Il nodo centrale della vicenda ruota attorno a una domanda tanto semplice quanto cruciale: che fine hanno fatto quegli SMS?
La Commissione, nel corso degli anni, ha fornito risposte contraddittorie: prima ha negato l’esistenza dei messaggi, poi ha sostenuto che non fossero archiviati come documenti ufficiali. Ma secondo la Corte, non basta negare: serve una motivazione concreta e verificabile.
Gli scambi tra von der Leyen e Bourla risalirebbero al 2021, nel pieno delle trattative che hanno portato all’acquisto di miliardi di euro in vaccini. Secondo la Corte, quei messaggi, pur se informali, rientrano a pieno titolo tra i documenti che devono essere accessibili ai cittadini europei, specialmente quando riguardano decisioni di tale impatto sociale, sanitario ed economico.
La battaglia per la trasparenza: vince la stampa, perde la Commissione
La richiesta di accesso agli SMS è stata inizialmente rigettata dalla Commissione europea con motivazioni considerate insufficienti e ambigue. In risposta, la giornalista ha avviato un ricorso legale, sostenuta da numerose organizzazioni per la libertà d'informazione.
Anche l’Ombudsman europeo e la Corte dei conti avevano espresso forti dubbi sulla gestione del caso da parte dell’esecutivo UE. Ora, con questa sentenza, la Corte ribadisce un concetto fondamentale: la trasparenza non è facoltativa, ma un obbligo che le istituzioni devono rispettare.
Un duro colpo per Ursula von der Leyen, a ridosso delle elezioni europee
Il tempismo del verdetto non potrebbe essere piĂą delicato. Arriva a poche settimane dal possibile annuncio di una ricandidatura di von der Leyen per un secondo mandato alla guida della Commissione.

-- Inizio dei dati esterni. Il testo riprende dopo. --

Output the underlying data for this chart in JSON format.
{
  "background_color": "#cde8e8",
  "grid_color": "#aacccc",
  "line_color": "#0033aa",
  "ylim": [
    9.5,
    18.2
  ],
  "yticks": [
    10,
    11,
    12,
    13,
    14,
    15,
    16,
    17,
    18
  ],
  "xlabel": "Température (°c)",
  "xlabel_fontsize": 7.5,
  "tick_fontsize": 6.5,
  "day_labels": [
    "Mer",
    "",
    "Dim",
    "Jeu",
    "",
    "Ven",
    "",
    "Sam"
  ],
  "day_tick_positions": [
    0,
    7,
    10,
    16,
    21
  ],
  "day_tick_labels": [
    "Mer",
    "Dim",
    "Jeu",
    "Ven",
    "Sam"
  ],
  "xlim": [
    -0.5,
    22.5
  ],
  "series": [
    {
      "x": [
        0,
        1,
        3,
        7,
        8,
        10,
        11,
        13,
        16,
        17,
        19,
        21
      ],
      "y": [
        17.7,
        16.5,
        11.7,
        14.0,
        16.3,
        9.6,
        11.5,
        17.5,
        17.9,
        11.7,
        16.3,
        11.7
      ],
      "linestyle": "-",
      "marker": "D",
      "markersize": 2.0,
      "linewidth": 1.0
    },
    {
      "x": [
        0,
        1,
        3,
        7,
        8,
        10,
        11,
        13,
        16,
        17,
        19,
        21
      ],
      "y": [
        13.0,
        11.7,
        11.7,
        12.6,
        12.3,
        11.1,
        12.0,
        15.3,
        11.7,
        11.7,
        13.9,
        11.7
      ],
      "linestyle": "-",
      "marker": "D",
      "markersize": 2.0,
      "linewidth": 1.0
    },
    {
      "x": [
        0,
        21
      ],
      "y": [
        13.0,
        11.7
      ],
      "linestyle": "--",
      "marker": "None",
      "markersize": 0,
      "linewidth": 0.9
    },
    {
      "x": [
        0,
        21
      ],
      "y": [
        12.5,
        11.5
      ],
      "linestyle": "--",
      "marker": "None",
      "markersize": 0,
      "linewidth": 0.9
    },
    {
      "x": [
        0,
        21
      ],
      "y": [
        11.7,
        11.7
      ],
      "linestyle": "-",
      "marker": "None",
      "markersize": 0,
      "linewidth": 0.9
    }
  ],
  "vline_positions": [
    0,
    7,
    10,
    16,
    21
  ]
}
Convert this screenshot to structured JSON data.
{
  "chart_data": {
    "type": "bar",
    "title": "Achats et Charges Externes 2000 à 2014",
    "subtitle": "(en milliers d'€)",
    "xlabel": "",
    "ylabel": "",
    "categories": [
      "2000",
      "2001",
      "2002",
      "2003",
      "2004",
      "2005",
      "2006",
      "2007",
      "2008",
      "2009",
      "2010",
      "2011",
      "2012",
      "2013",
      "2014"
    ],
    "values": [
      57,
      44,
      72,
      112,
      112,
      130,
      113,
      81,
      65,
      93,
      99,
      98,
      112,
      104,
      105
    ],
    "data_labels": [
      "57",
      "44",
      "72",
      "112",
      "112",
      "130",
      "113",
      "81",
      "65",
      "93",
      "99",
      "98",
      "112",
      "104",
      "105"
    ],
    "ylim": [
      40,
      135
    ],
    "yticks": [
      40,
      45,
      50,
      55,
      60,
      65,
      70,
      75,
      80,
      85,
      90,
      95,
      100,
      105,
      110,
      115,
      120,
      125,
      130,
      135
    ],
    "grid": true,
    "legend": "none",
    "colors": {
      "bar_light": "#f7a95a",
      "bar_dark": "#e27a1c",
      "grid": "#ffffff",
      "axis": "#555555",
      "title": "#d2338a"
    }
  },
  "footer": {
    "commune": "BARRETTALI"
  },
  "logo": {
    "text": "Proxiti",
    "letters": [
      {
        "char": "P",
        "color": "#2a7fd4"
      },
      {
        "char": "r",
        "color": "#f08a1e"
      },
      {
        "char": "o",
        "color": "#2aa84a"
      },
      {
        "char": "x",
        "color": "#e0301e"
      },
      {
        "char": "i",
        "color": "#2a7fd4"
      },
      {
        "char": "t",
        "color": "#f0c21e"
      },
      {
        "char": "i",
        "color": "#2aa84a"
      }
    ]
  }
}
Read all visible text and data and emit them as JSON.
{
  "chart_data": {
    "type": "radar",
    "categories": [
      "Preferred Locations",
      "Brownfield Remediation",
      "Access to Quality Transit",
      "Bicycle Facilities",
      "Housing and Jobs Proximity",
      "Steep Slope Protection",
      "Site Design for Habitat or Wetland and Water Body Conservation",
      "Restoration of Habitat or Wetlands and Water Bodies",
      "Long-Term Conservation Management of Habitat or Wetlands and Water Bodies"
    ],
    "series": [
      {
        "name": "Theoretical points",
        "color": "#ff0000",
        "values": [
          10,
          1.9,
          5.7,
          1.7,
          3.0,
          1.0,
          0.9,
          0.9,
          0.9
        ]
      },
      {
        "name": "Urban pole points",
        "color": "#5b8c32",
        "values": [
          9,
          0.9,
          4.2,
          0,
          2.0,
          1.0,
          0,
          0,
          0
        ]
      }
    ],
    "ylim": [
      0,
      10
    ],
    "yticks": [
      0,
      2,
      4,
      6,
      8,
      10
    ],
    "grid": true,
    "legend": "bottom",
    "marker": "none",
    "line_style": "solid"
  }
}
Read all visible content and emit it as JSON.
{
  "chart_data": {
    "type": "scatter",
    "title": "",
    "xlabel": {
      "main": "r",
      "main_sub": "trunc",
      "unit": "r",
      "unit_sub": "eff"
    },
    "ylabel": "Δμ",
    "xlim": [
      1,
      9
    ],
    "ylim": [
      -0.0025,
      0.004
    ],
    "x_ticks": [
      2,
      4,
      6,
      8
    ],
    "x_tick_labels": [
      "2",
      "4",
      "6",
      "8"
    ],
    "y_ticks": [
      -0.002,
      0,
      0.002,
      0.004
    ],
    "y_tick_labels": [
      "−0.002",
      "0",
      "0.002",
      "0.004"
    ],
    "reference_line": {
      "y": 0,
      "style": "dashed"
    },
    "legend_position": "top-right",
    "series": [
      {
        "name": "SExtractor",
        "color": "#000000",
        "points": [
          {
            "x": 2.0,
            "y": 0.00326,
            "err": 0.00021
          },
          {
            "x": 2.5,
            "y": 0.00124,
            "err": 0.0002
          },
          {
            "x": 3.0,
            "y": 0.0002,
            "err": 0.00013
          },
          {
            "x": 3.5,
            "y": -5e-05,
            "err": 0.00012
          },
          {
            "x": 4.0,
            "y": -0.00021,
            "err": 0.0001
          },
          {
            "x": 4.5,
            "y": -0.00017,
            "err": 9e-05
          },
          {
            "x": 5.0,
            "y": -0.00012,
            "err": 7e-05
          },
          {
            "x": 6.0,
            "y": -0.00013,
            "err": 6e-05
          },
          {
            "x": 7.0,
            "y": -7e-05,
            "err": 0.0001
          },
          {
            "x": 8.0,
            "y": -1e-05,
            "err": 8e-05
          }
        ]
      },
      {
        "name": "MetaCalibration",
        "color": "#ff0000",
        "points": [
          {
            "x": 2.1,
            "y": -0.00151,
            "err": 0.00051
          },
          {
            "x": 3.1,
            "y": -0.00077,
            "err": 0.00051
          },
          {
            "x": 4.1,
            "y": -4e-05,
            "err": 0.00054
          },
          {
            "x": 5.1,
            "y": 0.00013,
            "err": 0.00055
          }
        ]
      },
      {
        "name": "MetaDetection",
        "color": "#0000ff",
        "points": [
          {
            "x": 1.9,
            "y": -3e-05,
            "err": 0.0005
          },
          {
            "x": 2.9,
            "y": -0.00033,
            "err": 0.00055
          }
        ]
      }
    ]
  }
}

La sentenza rischia di diventare un caso politico di rilievo, mettendo in discussione la gestione personale – e poco documentata – di un momento chiave della crisi pandemica. Non a caso, la reazione ufficiale da Bruxelles è stata fredda e distaccata: “Prendiamo atto della decisione e la esamineremo attentamente”, si legge in una nota, in attesa di chiarimenti futuri.
Una sentenza che rilancia il dibattito sull’accesso agli atti pubblici
Il caso solleva interrogativi profondi sul funzionamento interno delle istituzioni europee. In particolare, quale livello di trasparenza debba essere garantito quando i vertici dell’Unione prendono decisioni che influenzano milioni di cittadini.
Secondo la Corte, è chiaro: molto di più di quanto sia stato concesso finora. La gestione dei rapporti tra pubblico e privato, soprattutto in scenari di emergenza, non può prescindere dalla responsabilità pubblica e dalla tracciabilità degli atti.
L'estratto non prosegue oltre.